Los hechos dicen que poco tiempo después de que el sitiara a Montevideo, las
tropas de Rondeau lo acompañaron. ¡Pero, finalmente, al cabo de tantas fatigas,
las familias y las tropas orientales se sumaron al sitio!-exclamé, con un poco
de frivolidad, por decir algo. En la medida que íbamos hablando sentía que
crecía en mi ser una profunda pena. Había algo que quería y no quería escuchar.
Ahora pienso que Tomasa captó mi estado de ánimo y por eso se limitó a
puntualizar que las tropas orientales llegaron a Montevideo, prácticamente a
los dos años exactos del inicio del levantamiento de Asencio. Nos envolvía el
calor de hogar, pero ya no soportaba la desazón que me embargaba y para escapar
de ella le pedí que me describiera todo cuanto pudiera de aquel momento
triunfal, pero me dijo que había pasado tiempo, que apenas le llegaban esbozos
de lo ocurrido, que lo que más le había quedado era la enorme alegría de todos,
de soldados, de ancianos, de mujeres, de niños. Según me contó, textualmente,
era como si se hubiera adelantado el carnaval, todo era música, cánticos,
salvas, llantos y juramentos. Y lo justificó diciendo que los orientales habían
partido "redotados", con rumbo incierto y que habían soportado toda
clase de desdichas, que habían perdido familiares y amigos, pero que en aquel
momento se sintieron triunfadores.

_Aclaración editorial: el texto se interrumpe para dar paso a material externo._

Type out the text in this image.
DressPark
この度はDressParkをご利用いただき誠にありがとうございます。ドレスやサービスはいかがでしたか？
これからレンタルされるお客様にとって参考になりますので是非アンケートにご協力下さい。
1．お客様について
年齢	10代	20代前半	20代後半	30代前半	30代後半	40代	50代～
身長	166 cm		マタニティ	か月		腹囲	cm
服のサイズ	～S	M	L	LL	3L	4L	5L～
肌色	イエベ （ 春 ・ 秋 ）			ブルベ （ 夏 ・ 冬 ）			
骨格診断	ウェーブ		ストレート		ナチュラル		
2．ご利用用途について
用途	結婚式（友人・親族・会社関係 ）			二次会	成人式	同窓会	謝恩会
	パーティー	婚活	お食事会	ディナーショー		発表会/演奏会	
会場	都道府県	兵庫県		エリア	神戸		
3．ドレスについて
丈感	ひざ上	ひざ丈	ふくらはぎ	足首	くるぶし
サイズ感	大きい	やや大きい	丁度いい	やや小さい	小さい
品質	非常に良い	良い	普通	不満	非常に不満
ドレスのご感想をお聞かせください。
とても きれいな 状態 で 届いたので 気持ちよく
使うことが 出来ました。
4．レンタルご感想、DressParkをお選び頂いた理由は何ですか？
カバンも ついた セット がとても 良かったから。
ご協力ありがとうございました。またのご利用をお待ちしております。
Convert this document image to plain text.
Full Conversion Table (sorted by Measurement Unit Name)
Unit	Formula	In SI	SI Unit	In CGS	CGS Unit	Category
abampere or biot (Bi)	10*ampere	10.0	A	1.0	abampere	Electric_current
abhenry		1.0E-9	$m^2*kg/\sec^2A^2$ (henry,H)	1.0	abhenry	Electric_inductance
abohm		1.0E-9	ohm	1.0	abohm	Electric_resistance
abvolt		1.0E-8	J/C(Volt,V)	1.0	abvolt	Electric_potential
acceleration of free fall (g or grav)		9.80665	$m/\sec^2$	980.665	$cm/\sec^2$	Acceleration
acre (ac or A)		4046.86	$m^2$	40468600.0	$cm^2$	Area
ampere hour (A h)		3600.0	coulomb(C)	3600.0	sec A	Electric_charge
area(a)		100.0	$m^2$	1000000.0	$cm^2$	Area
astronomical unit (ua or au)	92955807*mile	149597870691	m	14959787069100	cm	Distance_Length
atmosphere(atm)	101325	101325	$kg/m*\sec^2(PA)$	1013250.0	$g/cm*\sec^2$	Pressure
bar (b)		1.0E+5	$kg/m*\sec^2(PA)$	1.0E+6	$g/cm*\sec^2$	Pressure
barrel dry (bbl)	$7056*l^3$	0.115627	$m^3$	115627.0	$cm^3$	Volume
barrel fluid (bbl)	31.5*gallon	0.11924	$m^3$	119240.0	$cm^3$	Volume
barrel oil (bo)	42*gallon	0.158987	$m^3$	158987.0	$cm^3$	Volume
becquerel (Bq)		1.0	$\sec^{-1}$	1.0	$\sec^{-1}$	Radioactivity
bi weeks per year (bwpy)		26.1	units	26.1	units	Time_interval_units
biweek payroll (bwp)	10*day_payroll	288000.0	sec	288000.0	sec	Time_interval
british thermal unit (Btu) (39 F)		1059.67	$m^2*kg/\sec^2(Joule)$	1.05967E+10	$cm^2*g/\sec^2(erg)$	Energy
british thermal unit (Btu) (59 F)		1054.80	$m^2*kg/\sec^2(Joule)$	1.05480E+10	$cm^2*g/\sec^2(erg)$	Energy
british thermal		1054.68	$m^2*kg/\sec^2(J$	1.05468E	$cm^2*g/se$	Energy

Yo la
escuchaba desde mi lejanía, ahora soy consciente de lo me estaba molestando y
que Tomasa me ayudó a afrontar, ahora entiendo lo que mi interior estaba
eludiendo preguntar, pero en aquel momento, contradictoriamente lancé, que
imaginaba que ella estaría exultante... Tomasa, que desde hacía rato me venía
estudiando, respondió que sí, que en parte estaba contenta, feliz, pero de
pronto hizo silencio, limpió calmadamente las migas de la mesa y me dijo que
por otra parte no olvidara que durante el regreso a la Banda Oriental había
visitado Mercedes, para saber cómo estábamos, que nos había encontrado bien y
eso la puso contenta, pero que también se había enterado de la muerte, a manos
de las Partidas Tranquilizadoras, de muchos que había querido... Y luego de
unos segundos agregó lo que yo me ocultaba: "Entre ellos de tu
padre...". Dicho esto se paró y mirando hacia arriba, como si estuviera
orando, movió los hombros y cantó unas estrofas de una canción, supongo que
para romper con el momento dramático por el que pasábamos. Por eso, como decía
al principio, gracias a ella aprendí que en la vida nadie puede huir de sí
mismo, que no siempre hay absolutos. Y sobre todo que la alegría puede
exorcizar al dolor.
***
15 DE OCTUBRE DE 1851. Mucho
nos acercó a Tomasa y a mí el último encuentro y eso me facilitó poder llegar
hasta sus más íntimos sentimientos. Desde que iniciaron nuestras charlas, pude
constatar que los vecinos con que se cruzaba, nunca dejaban de saludarla y que
siempre, sin variar, ella les devolvía el saludo haciendo referencia a algo
personal, así fueran sus hijos, algún otro integrante de su familia, algún
enfermo, o el estado de su cosecha. Está claro que es un pilar para todos los
pobladores de Camba Cuá, quienes a ella recurren cuando precisan un apoyo
afectuoso, que los atienda con sus plantas medicinales, o con algún consejo
sentimental. Esta vez no fue diferente y cuando llegó hasta ella una joven
vecina a la que se le notaba que no estaba en sus cabales por una infección, le dispuso un
tiempo, desde donde estaba alcancé a escuchar cuando le decía mientras la
curaba… “Tate quieta,… no llore, ejate lavá“.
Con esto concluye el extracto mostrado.